Computer Science - The City College of New York
CSC 471 - Fall 2017 3D
Computer Vision
Assignment 4. Stereo and Motion ( Deadline: Nov 17
before midnight)
(Those marked with * are optional for extra credits)
Note: Turn in a PDF document (in
writing; please type) containing a list of your .m
files (not the code itself), images showing the results of
your experiments, and an analysis of the results.All the writings
must be soft copies in print and be sent to Prof. Zhu
<cv.zhu.ccny@gmail.com> via email. For the programming part, send ONLY your source code by
email; please don't send in your images and executable
(even if you use C++). You are responsible for the lose of
your submissions if you don't write "CSc 471 Computer
Vision Assignment 4" in the subject of your email. Do write
your names and IDs (last four digits) in both both of your report
and the code. Please don't zip your
report with your code and other files; send me the report in a
separate PDF file. The rest can be in a zipped file.
1. (Stereo- 30 points ) Estimate the accuracy of
the simple stereo system (Z = f B/d, Figure 3 in the lecture
notes of stereo vision) assuming that the only source of noise is
the localization of corresponding points in the two images, which
means the error in estimating d. Please derive (10 points) and
discuss (20 points) the dependence of the error in depth estimation
of a 3D point as a function of (1) the baseline width B, (2) the
focal length f, (3) stereo matching error, and (4) the depth of
the 3D point, Z.
Hint: Take the partial derivatives of Z with respect to d, assuming
that both B and f and constant parameters.
2. (Motion- 40 points) Could you obtain 3D information of a
scene by viewing the scene by a camera rotating around its
optical center (10 points)? Discuss why or why not(10 points). What
about translating the camera along the direction of its optical axis
(10 points)? Explain. (10 points)
3. (Motion- 10 points) Explain that the aperture problem can be
solved if a corner is visible through the aperture.
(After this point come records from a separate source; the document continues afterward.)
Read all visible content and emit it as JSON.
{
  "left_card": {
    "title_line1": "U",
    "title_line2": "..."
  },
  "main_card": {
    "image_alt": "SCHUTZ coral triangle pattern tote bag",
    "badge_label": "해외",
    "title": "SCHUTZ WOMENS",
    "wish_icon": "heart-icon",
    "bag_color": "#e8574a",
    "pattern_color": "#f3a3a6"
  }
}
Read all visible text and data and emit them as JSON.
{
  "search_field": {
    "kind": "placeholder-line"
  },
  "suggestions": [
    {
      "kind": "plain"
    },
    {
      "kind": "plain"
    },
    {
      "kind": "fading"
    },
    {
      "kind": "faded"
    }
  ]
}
4. (Stereo Programming - 20 points + 20 bonus points ) Use
the image pair ( Image 1, Image 2) for the following exercises.
(1). Fundamental Matrix (20 points). - Design and implement a
program that, given a stereo pair, determines at least eight point
matches, then recovers the fundamental matrix (10 points ) and the location of
the epipoles (5 points).
Check the accuracy of the result by measuring the distance between
the estimated epipolar lines and image points not used by the matrix
estimation (5 points). Also,
overlay the epipolar lines of control points and test points on one
of the images (say Image 1- I already did this in the starting code
below). Control points are the correspondences (matches) used
in computing the fundamental matrix, and test points are
those used to check the accuracy of the computation.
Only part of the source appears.